Synthetic Molecular Design, Integrated Drug Discovery, Sanofi-Aventis Deutschland GmbH, Industriepark Höchst, D-65926 Frankfurt am Main, Germany.
J Med Chem. 2020 Aug 27;63(16):8809-8823. doi: 10.1021/acs.jmedchem.9b02044. Epub 2020 Mar 20.

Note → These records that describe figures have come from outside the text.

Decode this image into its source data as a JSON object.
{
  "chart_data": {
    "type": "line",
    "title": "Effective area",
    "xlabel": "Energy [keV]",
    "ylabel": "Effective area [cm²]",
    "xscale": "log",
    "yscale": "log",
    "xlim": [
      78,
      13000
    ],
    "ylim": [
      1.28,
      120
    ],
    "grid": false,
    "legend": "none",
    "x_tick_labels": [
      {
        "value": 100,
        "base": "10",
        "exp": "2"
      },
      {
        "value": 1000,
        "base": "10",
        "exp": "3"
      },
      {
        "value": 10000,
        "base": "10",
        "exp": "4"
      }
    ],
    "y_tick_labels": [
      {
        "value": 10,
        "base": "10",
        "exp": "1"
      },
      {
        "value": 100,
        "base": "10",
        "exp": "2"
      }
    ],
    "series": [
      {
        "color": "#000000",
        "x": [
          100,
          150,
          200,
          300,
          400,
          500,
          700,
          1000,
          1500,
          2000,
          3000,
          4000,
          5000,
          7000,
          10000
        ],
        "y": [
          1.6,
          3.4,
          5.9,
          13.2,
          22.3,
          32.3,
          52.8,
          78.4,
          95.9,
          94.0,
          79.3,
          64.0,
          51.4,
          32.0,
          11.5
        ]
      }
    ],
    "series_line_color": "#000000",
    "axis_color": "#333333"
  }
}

Artificial intelligence offers promising solutions for property prediction, compound design, and retrosynthetic planning, which are expected to significantly accelerate the search for pharmacologically relevant molecules. Here, we investigate aspects of artificial intelligence based de novo design pertaining to its integration into real-life workflows. First, different chemical spaces were used as training sets for reinforcement learning (RL) in combination with different reward functions. With the trained neuronal networks different biologically active molecules could be regenerated. Excluding molecules with substructures such as five-membered rings from training spaces nevertheless produced results containing these moieties. Furthermore, different scoring functions in RL were investigated and produced different design ensembles. In summary, some of these design proposals are close in chemical space to the query, thus supporting lead optimization, while 3D-shape or QSAR (quantitative structure-activity relationship) models produced significantly different proposals by sampling a broader region of the chemical space, thus supporting lead generation. Therefore, RL provides a good framework to tailored design approaches for different discovery phases.
人工智能为药物性质预测、化合物设计和逆合成规划提供了有前景的解决方案,有望显著加速具有药理相关性的分子的搜索。在这里,我们研究了基于人工智能的从头设计的各个方面,包括将其集成到实际工作流程中。首先,我们使用不同的化学空间作为强化学习 (RL) 的训练集,并结合不同的奖励函数。使用经过训练的神经网络可以再生不同的具有生物活性的分子。然而,从训练空间中排除包含五元环等结构部分的分子,仍然会产生含有这些部分的结果。此外,我们还研究了不同的 RL 评分函数,并产生了不同的设计组合。总之,这些设计方案中的一些在化学空间上与查询结果非常接近,因此支持了先导化合物的优化,而 3D 形状或 QSAR(定量构效关系)模型通过在更广泛的化学空间区域进行采样,产生了明显不同的方案,从而支持了先导化合物的生成。因此,RL 为不同发现阶段的定制设计方法提供了一个很好的框架。